Benefits of sharing with DPLA

Why should your institution share your metadata with TDL and DPLA?

  • Amplifying your unique digital collections by sharing information about them with DPLA helps you reach new users who might never have discovered them otherwise. DPLA exposes your materials to a diverse global audience, including researchers, students, educators, genealogists, and more.

  • Your collections remain housed in your institution’s digital repository system while being shared and accessed in DPLA. TDL and DPLA only aggregate metadata about digital materials, not the materials themselves, so users are always directed back to your local repository to view and access those items.

  • DPLA includes materials from institutions throughout Texas and the United States, ranging from major national institutions to small local historical societies, in a powerful one-stop search experience.

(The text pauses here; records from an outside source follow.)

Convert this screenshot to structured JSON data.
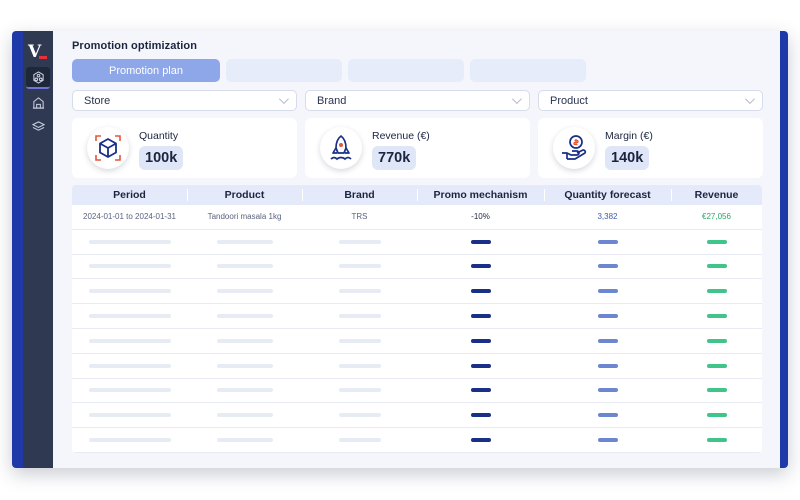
{
  "app": {
    "logo": "V"
  },
  "sidebar": {
    "items": [
      {
        "icon": "hexagon-network-icon",
        "active": true
      },
      {
        "icon": "building-icon",
        "active": false
      },
      {
        "icon": "layers-icon",
        "active": false
      }
    ]
  },
  "page": {
    "title": "Promotion optimization"
  },
  "tabs": [
    {
      "label": "Promotion plan",
      "active": true
    },
    {
      "label": "",
      "active": false
    },
    {
      "label": "",
      "active": false
    },
    {
      "label": "",
      "active": false
    }
  ],
  "filters": [
    {
      "label": "Store"
    },
    {
      "label": "Brand"
    },
    {
      "label": "Product"
    }
  ],
  "kpis": [
    {
      "label": "Quantity",
      "value": "100k",
      "icon": "cube-icon"
    },
    {
      "label": "Revenue (€)",
      "value": "770k",
      "icon": "rocket-icon"
    },
    {
      "label": "Margin (€)",
      "value": "140k",
      "icon": "coin-hand-icon"
    }
  ],
  "table": {
    "columns": [
      "Period",
      "Product",
      "Brand",
      "Promo mechanism",
      "Quantity forecast",
      "Revenue"
    ],
    "first_row": [
      "2024-01-01 to 2024-01-31",
      "Tandoori masala 1kg",
      "TRS",
      "-10%",
      "3,382",
      "€27,056"
    ],
    "placeholder_rows": 9
  },
  "colors": {
    "accent": "#1f3aa8",
    "sidebar": "#2f3a52",
    "tab_active": "#8ea7e8",
    "revenue_green": "#2aa864"
  }
}
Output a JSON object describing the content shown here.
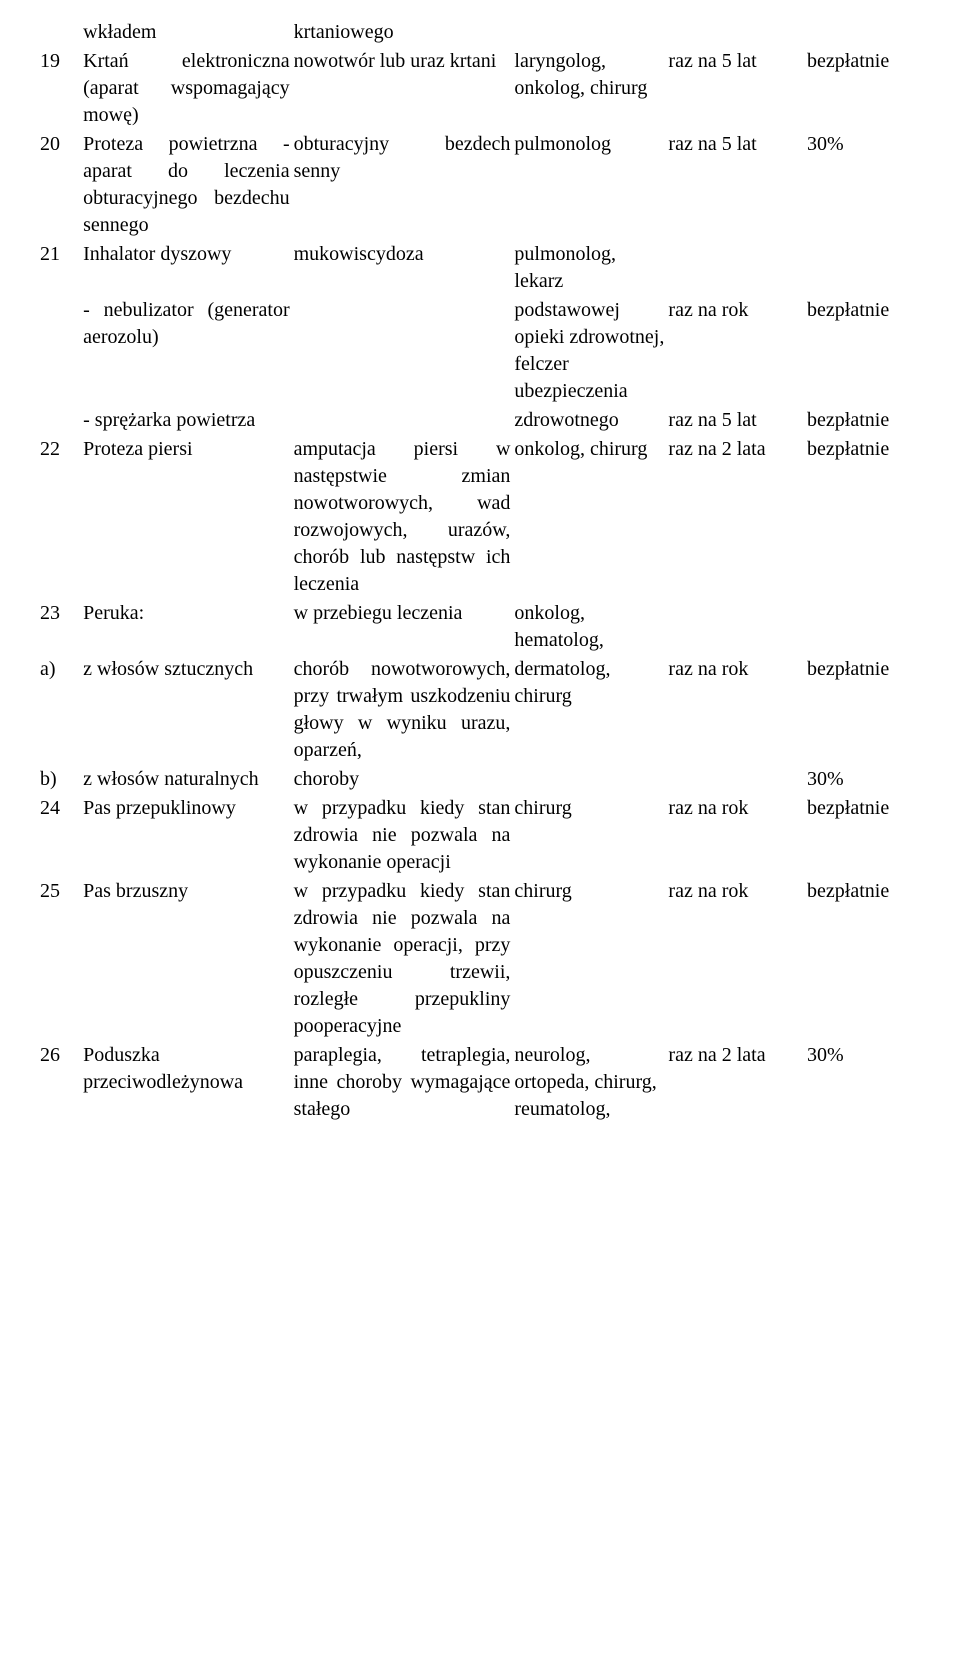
{
  "rows": [
    {
      "num": "",
      "name": "wkładem",
      "ind": "krtaniowego",
      "spec": "",
      "freq": "",
      "pay": ""
    },
    {
      "num": "19",
      "name": "Krtań elektroniczna (aparat wspomagający mowę)",
      "ind": "nowotwór lub uraz krtani",
      "spec": "laryngolog, onkolog, chirurg",
      "freq": "raz na 5 lat",
      "pay": "bezpłatnie"
    },
    {
      "num": "20",
      "name": "Proteza powietrzna -aparat do leczenia obturacyjnego bezdechu sennego",
      "ind": "obturacyjny bezdech senny",
      "spec": "pulmonolog",
      "freq": "raz na 5 lat",
      "pay": "30%"
    },
    {
      "num": "21",
      "name": "Inhalator dyszowy",
      "ind": "mukowiscydoza",
      "spec": "pulmonolog, lekarz",
      "freq": "",
      "pay": ""
    },
    {
      "num": "",
      "name": "- nebulizator (generator aerozolu)",
      "ind": "",
      "spec": "podstawowej opieki zdrowotnej, felczer ubezpieczenia",
      "freq": "raz na rok",
      "pay": "bezpłatnie"
    },
    {
      "num": "",
      "name": "- sprężarka powietrza",
      "ind": "",
      "spec": "zdrowotnego",
      "freq": "raz na 5 lat",
      "pay": "bezpłatnie"
    },
    {
      "num": "22",
      "name": "Proteza piersi",
      "ind": "amputacja piersi w następstwie zmian nowotworowych, wad rozwojowych, urazów, chorób lub następstw ich leczenia",
      "spec": "onkolog, chirurg",
      "freq": "raz na 2 lata",
      "pay": "bezpłatnie"
    },
    {
      "num": "23",
      "name": "Peruka:",
      "ind": "w przebiegu leczenia",
      "spec": "onkolog, hematolog,",
      "freq": "",
      "pay": ""
    },
    {
      "num": "a)",
      "name": "z włosów sztucznych",
      "ind": "chorób nowotworowych, przy trwałym uszkodzeniu głowy w wyniku urazu, oparzeń,",
      "spec": "dermatolog, chirurg",
      "freq": "raz na rok",
      "pay": "bezpłatnie"
    },
    {
      "num": "b)",
      "name": "z włosów naturalnych",
      "ind": "choroby",
      "spec": "",
      "freq": "",
      "pay": "30%"
    },
    {
      "num": "24",
      "name": "Pas przepuklinowy",
      "ind": "w przypadku kiedy stan zdrowia nie pozwala na wykonanie operacji",
      "spec": "chirurg",
      "freq": "raz na rok",
      "pay": "bezpłatnie"
    },
    {
      "num": "25",
      "name": "Pas brzuszny",
      "ind": "w przypadku kiedy stan zdrowia nie pozwala na wykonanie operacji, przy opuszczeniu trzewii, rozległe przepukliny pooperacyjne",
      "spec": "chirurg",
      "freq": "raz na rok",
      "pay": "bezpłatnie"
    },
    {
      "num": "26",
      "name": "Poduszka przeciwodleżynowa",
      "ind": "paraplegia, tetraplegia, inne choroby wymagające stałego",
      "spec": "neurolog, ortopeda, chirurg, reumatolog,",
      "freq": "raz na 2 lata",
      "pay": "30%"
    }
  ]
}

Combining your materials with this national collection creates new connections between items, helps users discover items they might not have known to look for, and contextualizes your community’s story within the national narrative.

Sharing your collections allows your items to be seem alongside similar materials from around the US, as with this photo from Houston Public Library next to similar items from Utah and Colorado.
  • Sharing with DPLA means that your materials can be seen in different contexts within the DPLA. They may be included in subject-based portals like the Black Women’s Suffrage Digital Collection and the Cleared to Land aviation portal, which automatically gather materials about a particular topic for easy access.  Metadata about items shared with DPLA is also made available through the DPLA API, which allows developers to build new tools and interfaces using that metadata.  Your materials might even be used to make an animated gif in the international GIF IT UP competition.

  • Being part of DPLA can make your digital library projects more attractive to funders and grant-makers, by broadening your collections’ reach and demonstrating engagement with a national network.

  • When you contribute metadata to DPLA, you join a national network of cultural heritage stewards who work together to increase access to digital resources. By participating, you can help increase local knowledge at your institution and across TDL about metadata quality & standards, copyright & rights statements, promoting digital collections, and related topics.

  • Sharing your metadata with DPLA often leads to improvements to that metadata. TDL is happy to share your metadata with DPLA as-is (provided it meets the minimum requirements). However, many institutions find that the process of looking at their metadata in DPLA, in collaboration with TDL staff, helps identify priority areas for cleanup and enrichment.

Animated gif created for GIF IT UP 2020, based on a film held at UNT (source).